Me: (thinking) Umm, oh, at $10K, probably 300.
Vendor: Ha, try more like three thousand.
He went on to explain that there are a lot of guys with lots of money for
this hobby--many more than I would have guessed.
Also, a couple of other points: Firstly, you all don't really think Icom is
making the 7800 just for hams do you? I have been told when their last
super rig, the one with the CRT (781?) came out, they sold around a thousand
to NATO. Those are old rigs now; the 7800 (or it's mil spec cousin) is
supposedly being built to be sold to government users as a replacement.

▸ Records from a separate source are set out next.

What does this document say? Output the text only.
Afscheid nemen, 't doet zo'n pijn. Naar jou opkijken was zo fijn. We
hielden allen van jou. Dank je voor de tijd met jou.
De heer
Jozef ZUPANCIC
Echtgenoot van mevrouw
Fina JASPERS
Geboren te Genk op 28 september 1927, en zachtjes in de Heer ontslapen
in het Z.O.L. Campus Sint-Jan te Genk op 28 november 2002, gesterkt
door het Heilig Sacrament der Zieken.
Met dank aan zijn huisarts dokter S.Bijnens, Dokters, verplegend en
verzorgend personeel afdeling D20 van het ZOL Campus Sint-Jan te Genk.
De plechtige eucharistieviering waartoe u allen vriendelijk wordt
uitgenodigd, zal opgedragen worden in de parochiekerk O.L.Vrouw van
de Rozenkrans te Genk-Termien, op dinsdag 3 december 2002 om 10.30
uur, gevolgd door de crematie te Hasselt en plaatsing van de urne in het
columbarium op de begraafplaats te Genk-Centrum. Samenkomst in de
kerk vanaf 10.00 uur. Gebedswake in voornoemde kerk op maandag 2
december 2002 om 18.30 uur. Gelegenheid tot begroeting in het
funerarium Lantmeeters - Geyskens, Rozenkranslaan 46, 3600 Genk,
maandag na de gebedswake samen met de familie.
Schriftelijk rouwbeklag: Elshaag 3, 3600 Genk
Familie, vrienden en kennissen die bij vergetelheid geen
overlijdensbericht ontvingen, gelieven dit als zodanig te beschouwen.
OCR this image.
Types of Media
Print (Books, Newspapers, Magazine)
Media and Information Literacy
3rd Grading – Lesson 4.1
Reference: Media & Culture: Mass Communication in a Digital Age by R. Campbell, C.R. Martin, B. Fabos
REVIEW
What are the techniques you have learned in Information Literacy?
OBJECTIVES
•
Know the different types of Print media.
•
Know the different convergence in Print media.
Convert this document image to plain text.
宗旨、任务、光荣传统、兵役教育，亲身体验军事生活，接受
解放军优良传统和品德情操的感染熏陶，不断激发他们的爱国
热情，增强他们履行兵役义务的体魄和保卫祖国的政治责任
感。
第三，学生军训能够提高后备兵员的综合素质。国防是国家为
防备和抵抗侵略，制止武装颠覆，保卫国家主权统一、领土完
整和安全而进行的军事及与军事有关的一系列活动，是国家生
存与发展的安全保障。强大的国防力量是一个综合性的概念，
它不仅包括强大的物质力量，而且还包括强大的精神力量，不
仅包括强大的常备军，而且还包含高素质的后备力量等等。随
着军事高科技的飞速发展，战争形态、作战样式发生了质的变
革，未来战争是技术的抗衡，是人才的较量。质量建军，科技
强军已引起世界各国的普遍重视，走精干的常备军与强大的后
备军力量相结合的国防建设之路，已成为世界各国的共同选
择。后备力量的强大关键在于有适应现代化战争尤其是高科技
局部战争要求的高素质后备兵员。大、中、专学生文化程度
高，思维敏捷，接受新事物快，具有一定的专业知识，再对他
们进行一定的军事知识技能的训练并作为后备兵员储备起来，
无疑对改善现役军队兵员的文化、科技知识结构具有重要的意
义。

This is heresay--I do not have any facts to support this, however it seems
in some way plausable since the cost of designing, building and selling a
really high end product can't be borne by the ham market alone. Collins
owners laugh when people act as if the S Line was built for hams. Secondly,
the civilian ham product price will probably drop after a few thousand are
sold around the world to goverments.